The second section of Big Data Week Two focused again on the more practical aspects of working with software. I’ve increasingly realised that I’m following along with this course rather than trying tasks that are probably aimed at someone with a little more prior experience, but that’s okay, I’m still learning some things!
I read through the it all anyway, I feel like some of it will stick. The data that the tasks use for analysis was interesting to me in light of having looked at open data in Smart Cities, because it provided by the Australian Bureau of Meteorology, so kind of what I discussed in this post.

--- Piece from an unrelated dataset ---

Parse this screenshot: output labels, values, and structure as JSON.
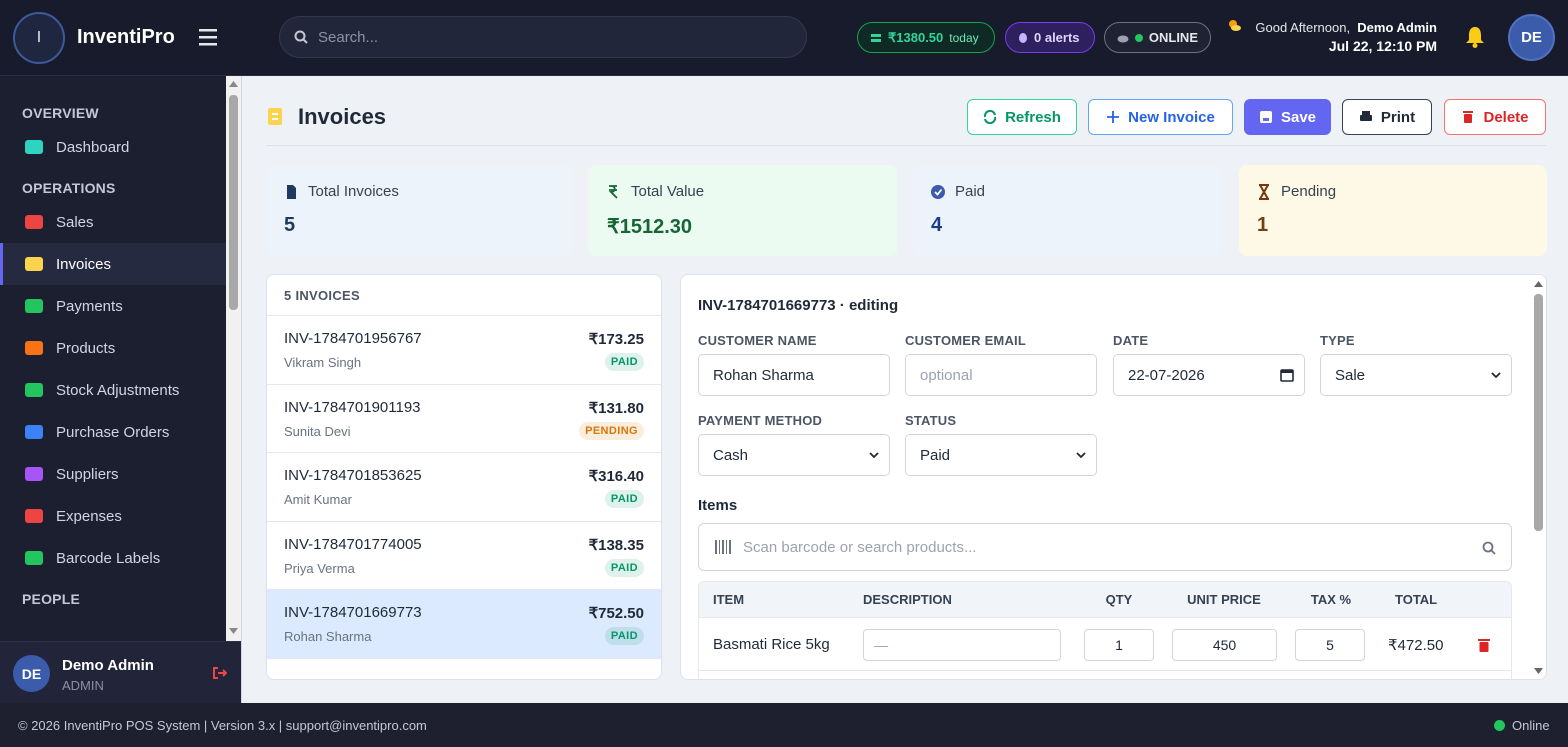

After tasks on Hadoop and MapReduce, which we learned about last week, the course went on to talk about Apache Pig, which improves the output of Hadoop, using HDFS and MapReduce. From the course material, it has:
- Faster development, increases productivity 10x and is very flexible.
- Expresses data transformation tasks in just a few lines of code.
- Doesn’t reinvent the wheel: 10 lines of Pig Latin = ~200 lines of Java!
(The previous couple of tasks provided linees of Java to execute tasks which is why it’s mentioned.)
Other important facts: Apache Pig runs on a language called Pig Latin, which is very unlike other programming languages including the bits that I am familiar with from the course:
Pig Latin script describes a Directed Acyclic Graph (DAG) where the edges are data flows and the nodes are operators that process the data. Pig Latin has no if statements or forloops, and focuses purely on data flow.
Instead it relies on commands such as ‘store’ or ‘dump’.
Overall, this might have been a less useful course for me simply as I was less interested in the practical coding aspects and more in the theoretical application, which is partly why I’m putting the conclusion here instead of in a separate post. However, even the coding info gave me a basic overview of how people work with large-scale data sets, and the case studies did link in well to my other courses.
I’m not exactly sure where to go next with online learning and finishing off Blaugust. I do have some ideas in exploring online learning outside of Future Learn for a little while, which I’ll be talking about tomorrow.